XIAOYING WANG, Trent University
How spatial heterogeneity affects transient behavior in reaction-diffusion systems for ecological interactions  [PDF]

Most studies of ecological interactions study asymptotic behavior, such as steady states and limit cycles. The transient behavior, i.e., qualitative aspects of solutions as and before they approach their asymptotic state, may differ significantly from asymptotic behavior. Understanding transient dynamics is crucial to predicting ecosystem responses to perturbations on short time scales.

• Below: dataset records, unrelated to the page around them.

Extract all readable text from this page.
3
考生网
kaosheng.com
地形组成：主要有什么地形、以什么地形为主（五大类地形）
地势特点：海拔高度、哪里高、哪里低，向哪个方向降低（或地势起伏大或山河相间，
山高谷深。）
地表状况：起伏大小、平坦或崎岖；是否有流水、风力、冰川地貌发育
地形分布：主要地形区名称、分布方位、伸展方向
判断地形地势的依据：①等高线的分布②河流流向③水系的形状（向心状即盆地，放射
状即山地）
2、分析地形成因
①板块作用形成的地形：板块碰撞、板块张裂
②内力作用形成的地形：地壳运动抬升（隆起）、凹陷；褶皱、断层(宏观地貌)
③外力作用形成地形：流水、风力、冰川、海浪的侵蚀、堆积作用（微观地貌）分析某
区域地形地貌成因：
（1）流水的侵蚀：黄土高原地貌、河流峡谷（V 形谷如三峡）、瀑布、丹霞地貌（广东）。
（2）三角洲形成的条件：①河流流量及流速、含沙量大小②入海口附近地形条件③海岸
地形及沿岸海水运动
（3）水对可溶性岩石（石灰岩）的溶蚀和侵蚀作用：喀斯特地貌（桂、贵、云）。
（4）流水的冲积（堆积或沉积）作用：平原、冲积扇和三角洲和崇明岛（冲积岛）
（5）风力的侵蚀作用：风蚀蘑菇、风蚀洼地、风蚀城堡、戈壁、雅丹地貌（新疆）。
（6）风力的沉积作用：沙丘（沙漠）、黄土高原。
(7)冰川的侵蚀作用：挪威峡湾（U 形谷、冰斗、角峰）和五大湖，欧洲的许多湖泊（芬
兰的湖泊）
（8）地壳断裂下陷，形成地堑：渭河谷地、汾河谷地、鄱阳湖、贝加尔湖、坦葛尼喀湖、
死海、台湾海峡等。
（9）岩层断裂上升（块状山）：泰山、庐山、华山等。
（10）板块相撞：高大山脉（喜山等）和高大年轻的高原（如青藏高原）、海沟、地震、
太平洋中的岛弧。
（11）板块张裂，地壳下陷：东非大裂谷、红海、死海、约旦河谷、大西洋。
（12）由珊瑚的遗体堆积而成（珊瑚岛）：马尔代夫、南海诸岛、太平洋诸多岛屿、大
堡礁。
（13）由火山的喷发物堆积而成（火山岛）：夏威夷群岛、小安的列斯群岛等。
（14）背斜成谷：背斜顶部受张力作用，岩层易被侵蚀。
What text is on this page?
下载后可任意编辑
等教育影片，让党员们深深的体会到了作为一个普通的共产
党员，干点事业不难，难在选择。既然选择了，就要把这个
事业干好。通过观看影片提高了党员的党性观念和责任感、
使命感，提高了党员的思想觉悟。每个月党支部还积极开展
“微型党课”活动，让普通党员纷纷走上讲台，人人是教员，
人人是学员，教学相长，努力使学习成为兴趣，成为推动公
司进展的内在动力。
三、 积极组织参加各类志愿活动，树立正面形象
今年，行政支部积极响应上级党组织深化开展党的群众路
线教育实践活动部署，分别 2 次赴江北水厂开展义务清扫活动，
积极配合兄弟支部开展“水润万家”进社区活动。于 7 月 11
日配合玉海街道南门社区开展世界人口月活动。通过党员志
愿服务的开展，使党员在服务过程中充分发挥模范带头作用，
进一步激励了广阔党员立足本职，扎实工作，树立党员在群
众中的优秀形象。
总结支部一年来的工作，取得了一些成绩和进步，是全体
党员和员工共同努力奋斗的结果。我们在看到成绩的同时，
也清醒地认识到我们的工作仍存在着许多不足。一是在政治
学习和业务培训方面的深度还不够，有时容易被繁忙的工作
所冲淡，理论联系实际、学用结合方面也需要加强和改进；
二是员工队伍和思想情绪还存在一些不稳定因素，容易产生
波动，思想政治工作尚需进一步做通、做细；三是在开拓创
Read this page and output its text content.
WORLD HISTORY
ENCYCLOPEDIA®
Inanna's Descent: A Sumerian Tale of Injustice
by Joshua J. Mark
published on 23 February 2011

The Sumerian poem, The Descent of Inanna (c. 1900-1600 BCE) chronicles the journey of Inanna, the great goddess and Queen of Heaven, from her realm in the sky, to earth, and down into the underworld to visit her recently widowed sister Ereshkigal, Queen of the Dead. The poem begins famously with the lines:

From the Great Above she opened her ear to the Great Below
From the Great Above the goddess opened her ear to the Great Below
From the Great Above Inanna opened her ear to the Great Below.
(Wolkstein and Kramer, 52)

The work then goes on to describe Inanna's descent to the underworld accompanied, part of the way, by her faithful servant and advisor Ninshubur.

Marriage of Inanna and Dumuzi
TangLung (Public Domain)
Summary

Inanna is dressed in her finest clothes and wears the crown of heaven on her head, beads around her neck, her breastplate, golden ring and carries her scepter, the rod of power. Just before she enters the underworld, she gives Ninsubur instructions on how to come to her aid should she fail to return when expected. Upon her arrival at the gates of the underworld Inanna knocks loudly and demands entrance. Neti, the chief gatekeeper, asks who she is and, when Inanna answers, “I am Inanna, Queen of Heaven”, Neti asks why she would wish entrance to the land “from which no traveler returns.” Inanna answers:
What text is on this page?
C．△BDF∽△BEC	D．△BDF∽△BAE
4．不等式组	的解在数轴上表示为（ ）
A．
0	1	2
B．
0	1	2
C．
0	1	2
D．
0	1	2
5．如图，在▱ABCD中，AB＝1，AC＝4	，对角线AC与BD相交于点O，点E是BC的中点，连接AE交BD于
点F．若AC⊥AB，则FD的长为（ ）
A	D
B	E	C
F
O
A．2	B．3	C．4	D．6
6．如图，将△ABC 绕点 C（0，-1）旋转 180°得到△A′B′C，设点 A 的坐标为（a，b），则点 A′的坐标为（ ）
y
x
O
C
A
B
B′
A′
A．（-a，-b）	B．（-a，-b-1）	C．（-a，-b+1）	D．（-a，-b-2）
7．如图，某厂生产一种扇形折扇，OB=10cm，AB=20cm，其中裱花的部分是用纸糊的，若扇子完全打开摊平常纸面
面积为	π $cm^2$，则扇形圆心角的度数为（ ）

Several quantities have been proposed to measure transient dynamics in systems of ordinary differential equations. Here, we generalize these measures to reaction-diffusion systems in a rigorous way and prove various relations between the non-spatial and spatial effects, as well as an upper bound for transients. This extension of existing theory is crucial for studying how spatially heterogeneous perturbations and the movement of biological species involved affect transient behaviors. We illustrate several such effects with numerical simulations.

XINGFU ZOU, University of Western Ontario
Spatial-Temporal dynamics of diffusive Lotka-Volterra competition model with a shifting habitat  [PDF]

In this talk, I will report some recent results on the Spatial-temporal dynamics of some diffusive Lotka-Volterra competition models in an environment that worsens at a constant speed. Both random diffusion and nonlocal diffusion will be considered. Conditions for a species to be persistent or extinct, as well as the patterns of persistence and extinction will be discussed.